Their brains were clearly working harder to perform the same tasks, said the lead author, Dr. Daniel Silverman. For these women, brain cells in that memory region also showed lower basic levels of activity when they were at rest, meaning they have reduced capacity to communicate with other nerve cells.

The brain scans of women who also took tamoxifen, often prescribed to prevent breast cancer recurrences, showed less at-rest activity than in women who had chemotherapy alone.

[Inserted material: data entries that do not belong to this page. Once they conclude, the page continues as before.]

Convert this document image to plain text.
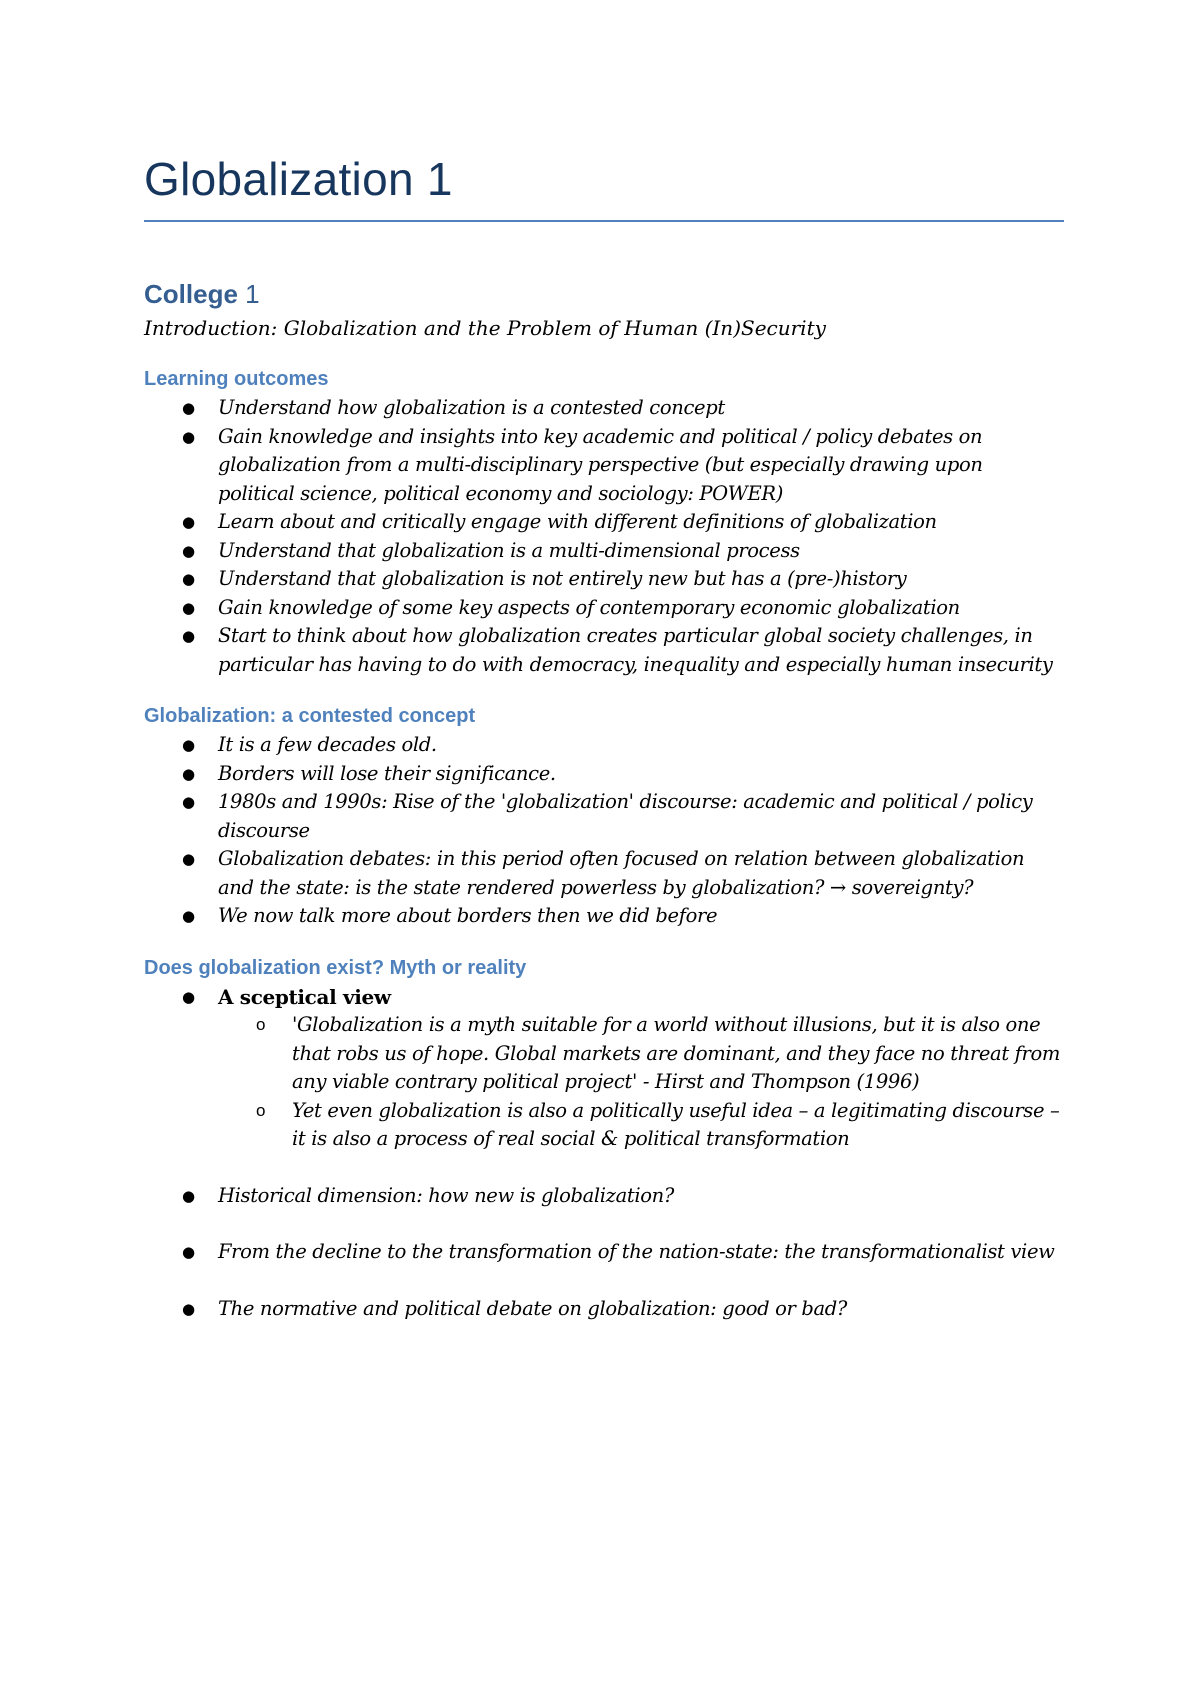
Globalization 1
College 1

Introduction: Globalization and the Problem of Human (In)Security

Learning outcomes
● Understand how globalization is a contested concept
● Gain knowledge and insights into key academic and political / policy debates on globalization from a multi-disciplinary perspective (but especially drawing upon political science, political economy and sociology: POWER)
● Learn about and critically engage with different definitions of globalization
● Understand that globalization is a multi-dimensional process
● Understand that globalization is not entirely new but has a (pre-)history
● Gain knowledge of some key aspects of contemporary economic globalization
● Start to think about how globalization creates particular global society challenges, in particular has having to do with democracy, inequality and especially human insecurity
Globalization: a contested concept
● It is a few decades old.
● Borders will lose their significance.
● 1980s and 1990s: Rise of the 'globalization' discourse: academic and political / policy discourse
● Globalization debates: in this period often focused on relation between globalization and the state: is the state rendered powerless by globalization? → sovereignty?
● We now talk more about borders then we did before
Does globalization exist? Myth or reality
● A sceptical view
o 'Globalization is a myth suitable for a world without illusions, but it is also one that robs us of hope. Global markets are dominant, and they face no threat from any viable contrary political project' - Hirst and Thompson (1996)
o Yet even globalization is also a politically useful idea – a legitimating discourse – it is also a process of real social & political transformation
● Historical dimension: how new is globalization?
● From the decline to the transformation of the nation-state: the transformationalist view
● The normative and political debate on globalization: good or bad?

``The good news is that breast cancer patients are surviving longer," Robert Raffa, a Temple University pharmacology professor who is unconnected to the research, wrote in an e-mail. ``The bad news is that the longer survival is uncovering adverse effects of these treatments that can last, as this study shows, for years afterward."

Timothy Ahles, director of the Neurocognitive Research Laboratory at Memorial Sloan Kettering Cancer Center in New York, said more research is needed to understand the link between medications and ``brain fog," and the work is too new to use as the basis for treatment decisions.

Still, he said, the findings validate the frustrations of breast cancer survivors, many of whom report subtle but lifestyle-changing difficulties in completing mental tasks. It's not clear whether chemotherapy treatments for other diseases cause similar effects.

Silverman and his colleagues are starting a federally funded study that will track women receiving chemotherapy and associated treatments over five years, monitoring factors such as brain activity and hormone levels.

Because brain chemical changes precede actual symptoms by several years, Silverman said, he is optimistic that doctors will someday be able to use PET scans to identify patients who are susceptible to brain changes and prevent the damage.

No therapy is currently proven to prevent or treat chemo brain, though ongoing clinical studies are testing ginkgo biloba and Alzheimer's therapies as potential remedies, according to Dr. Janette Vardy, an oncologist at Princess Margaret Hospital in Toronto.